The report also criticises St Ita's Community Hospital in Co Limerick for failing to provide adequate privacy to dying residents in multi-occupancy bedrooms or to the residents who were sharing rooms with them.

The hospital is largely located in the old workhouse building in Newcastle West.

During HIQA's unannounced inspection last July, it was home to 69 older people.

Eight regulatory standards were reviewed and the facility was found to be compliant with two and seriously non-compliant under three: health and social care needs, residents' rights, dignity and how they were consulted, and the safety and suitability of premises.

Inspectors describe the centre as being in a poor state of repair with damaged and chipped paintwork and evidence of stains on walls caused by dampness from long-term leaks.

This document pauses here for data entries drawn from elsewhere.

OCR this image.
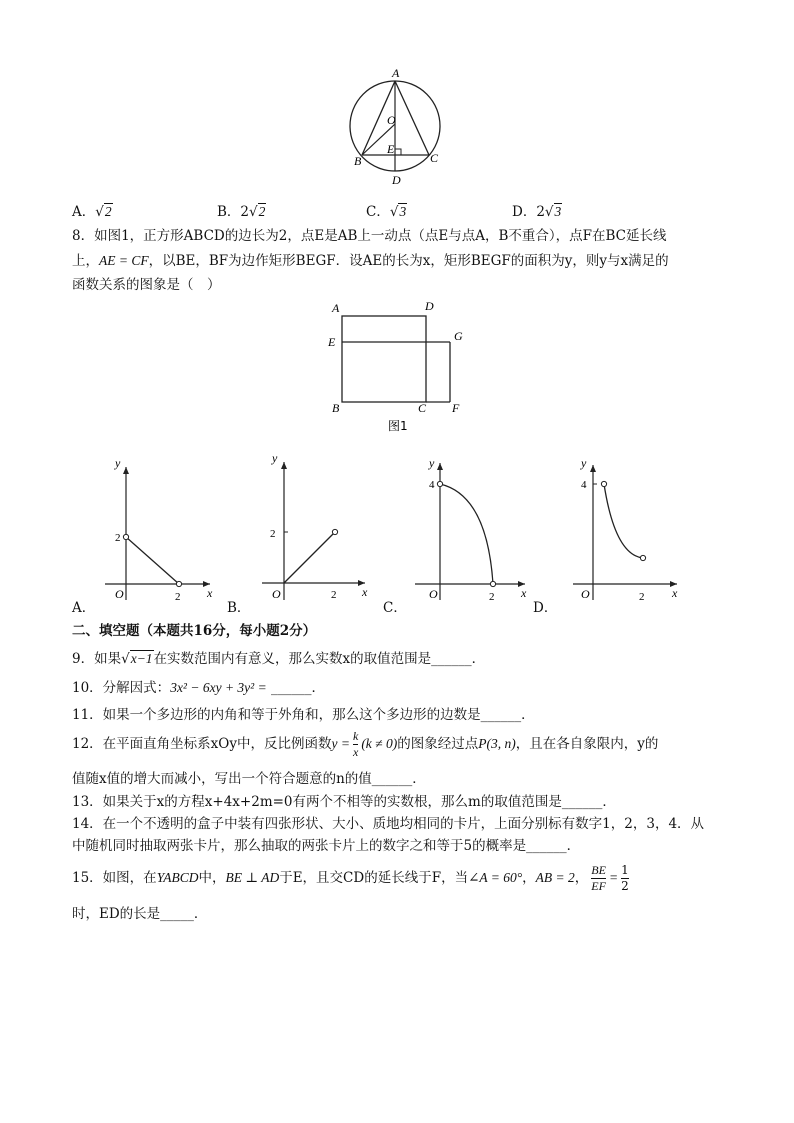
A
O
B
E
C
D
A．√2	B．2√2	C．√3	D．2√3
8．如图1，正方形ABCD的边长为2，点E是AB上一动点（点E与点A，B不重合），点F在BC延长线
上，AE = CF，以BE，BF为边作矩形BEGF．设AE的长为x，矩形BEGF的面积为y，则y与x满足的
函数关系的图象是（　）
A	D
E	G
B	C F
图1
y
x
O
2
2
A．
y
x
O
2
2
B．
y
x
O
4
2
C．
y
x
O
4
2
D．
二、填空题（本题共16分，每小题2分）
9．如果√x−1在实数范围内有意义，那么实数x的取值范围是______．
10．分解因式：3x² − 6xy + 3y² = ______．
11．如果一个多边形的内角和等于外角和，那么这个多边形的边数是______．
12．在平面直角坐标系xOy中，反比例函数$y = \frac{k}{x} (k \ne 0)$的图象经过点P(3, n)，且在各自象限内，y的
值随x值的增大而减小，写出一个符合题意的n的值______．
13．如果关于x的方程x+4x+2m=0有两个不相等的实数根，那么m的取值范围是______．
14．在一个不透明的盒子中装有四张形状、大小、质地均相同的卡片，上面分别标有数字1，2，3，4．从
中随机同时抽取两张卡片，那么抽取的两张卡片上的数字之和等于5的概率是______．
15．如图，在YABCD中，BE ⊥ AD于E，且交CD的延长线于F，当∠A = 60°，AB = 2， $\frac{BE}{EF} = \frac{1}{2}$
时，ED的长是_____．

The report recalls that almost four years ago, the Health Service Executive had promised HIQA it would reconfigure the hospital by last December, but the HSE had put back the deadline by three years.

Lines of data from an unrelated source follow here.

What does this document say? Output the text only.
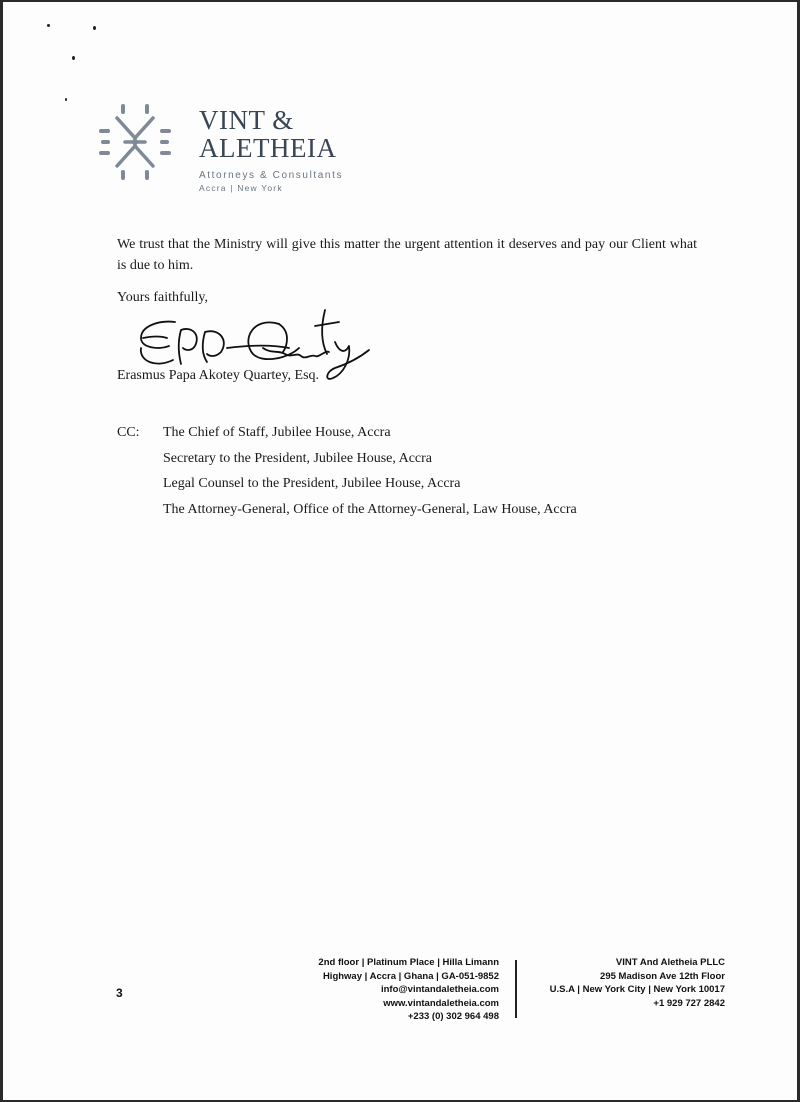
VINT &
ALETHEIA
Attorneys & Consultants
Accra | New York

We trust that the Ministry will give this matter the urgent attention it deserves and pay our Client what is due to him.

Yours faithfully,
Erasmus Papa Akotey Quartey, Esq.
CC: The Chief of Staff, Jubilee House, Accra
Secretary to the President, Jubilee House, Accra
Legal Counsel to the President, Jubilee House, Accra
The Attorney-General, Office of the Attorney-General, Law House, Accra
3
2nd floor | Platinum Place | Hilla Limann
Highway | Accra | Ghana | GA-051-9852
info@vintandaletheia.com
www.vintandaletheia.com
+233 (0) 302 964 498
VINT And Aletheia PLLC
295 Madison Ave 12th Floor
U.S.A | New York City | New York 10017
+1 929 727 2842
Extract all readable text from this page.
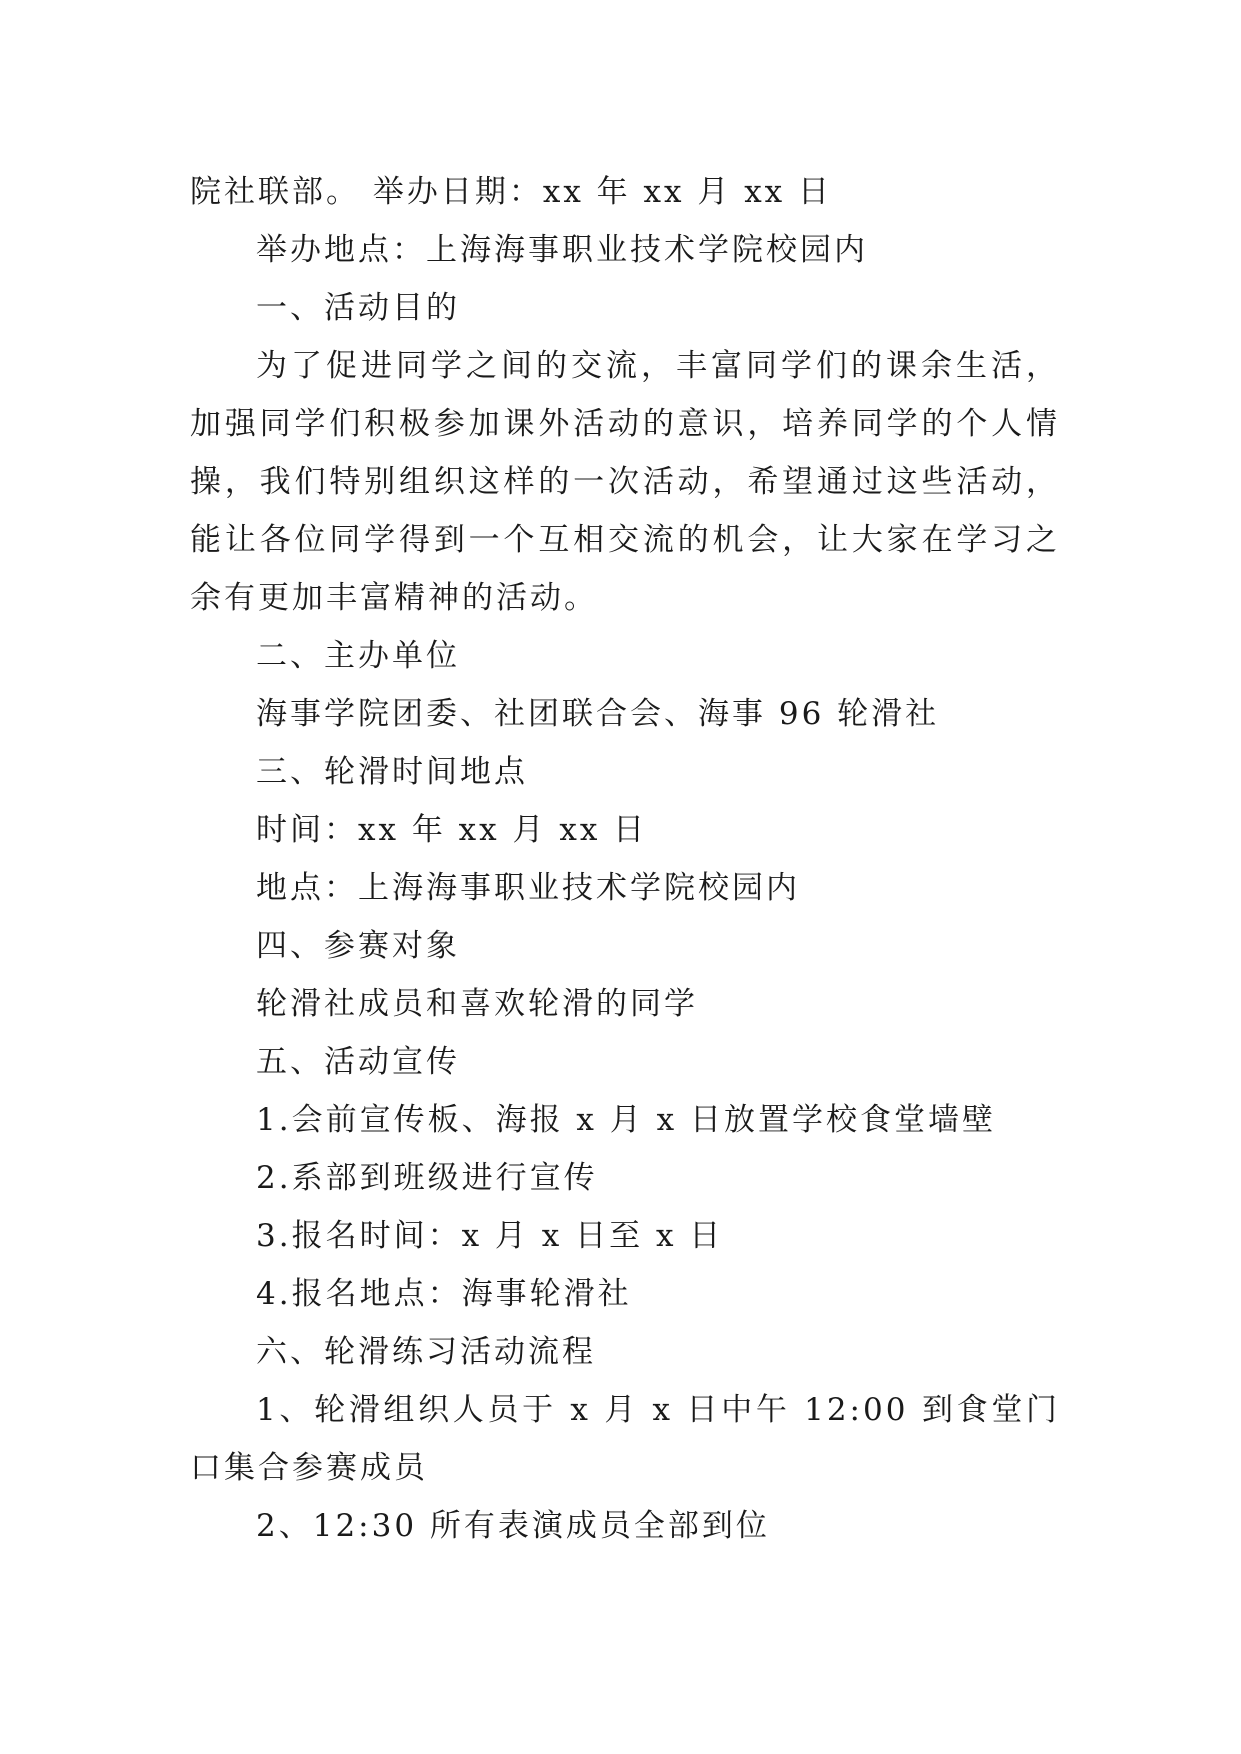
院社联部。 举办日期：xx 年 xx 月 xx 日
举办地点：上海海事职业技术学院校园内
一、活动目的
为了促进同学之间的交流，丰富同学们的课余生活，加强同学们积极参加课外活动的意识，培养同学的个人情操，我们特别组织这样的一次活动，希望通过这些活动，能让各位同学得到一个互相交流的机会，让大家在学习之余有更加丰富精神的活动。
二、主办单位
海事学院团委、社团联合会、海事 96 轮滑社
三、轮滑时间地点
时间：xx 年 xx 月 xx 日
地点：上海海事职业技术学院校园内
四、参赛对象
轮滑社成员和喜欢轮滑的同学
五、活动宣传
1.会前宣传板、海报 x 月 x 日放置学校食堂墙壁
2.系部到班级进行宣传
3.报名时间：x 月 x 日至 x 日
4.报名地点：海事轮滑社
六、轮滑练习活动流程
1、轮滑组织人员于 x 月 x 日中午 12:00 到食堂门口集合参赛成员
2、12:30 所有表演成员全部到位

It notes that it was not possible to provide adequate privacy to residents as they approached the end of their lives in multi-occupancy bedrooms and this also compromised the privacy of other residents in the rooms concerned.

No daily meaningful activities

The report says the absence of the activities co-ordinator – on leave at the time of the inspection - was not covered.

Residents lacked daily meaningful activities with a large number of them spending long periods of time either in bed or in a chair at their bedside.

The report adds that residents in sitting rooms were provided with little stimulation, other than the television in which they had little interest.

It says most activities that did take place during the inspection, such as music and art therapy, were facilitated by external providers and funding for some of these activities was reported to have been provided by a local volunteer group and not by the HSE.

The report also describes the variable accommodation in St Ita's three units.

In Orchid Unit, residents were predominantly accommodated in single bedrooms, had adequate communal and dining space and had good access to outdoor space.

Camellia Unit comprised mostly five-bedded rooms with limited personal space, limited accessible communal and dining space, and no readily accessible outdoor space.

In Bluebell Unit, residents were accommodated in a mix of single, twin, triple and four-bedded rooms, had better access to communal and dining space than Camellia, but outdoor space was not readily accessible.

While inspectors observed predominantly person-centred, therapeutic, respectful interactions, staff were seen to enter a room and carry out a task without interacting with its residents or only interacting with the resident to whom care was being provided.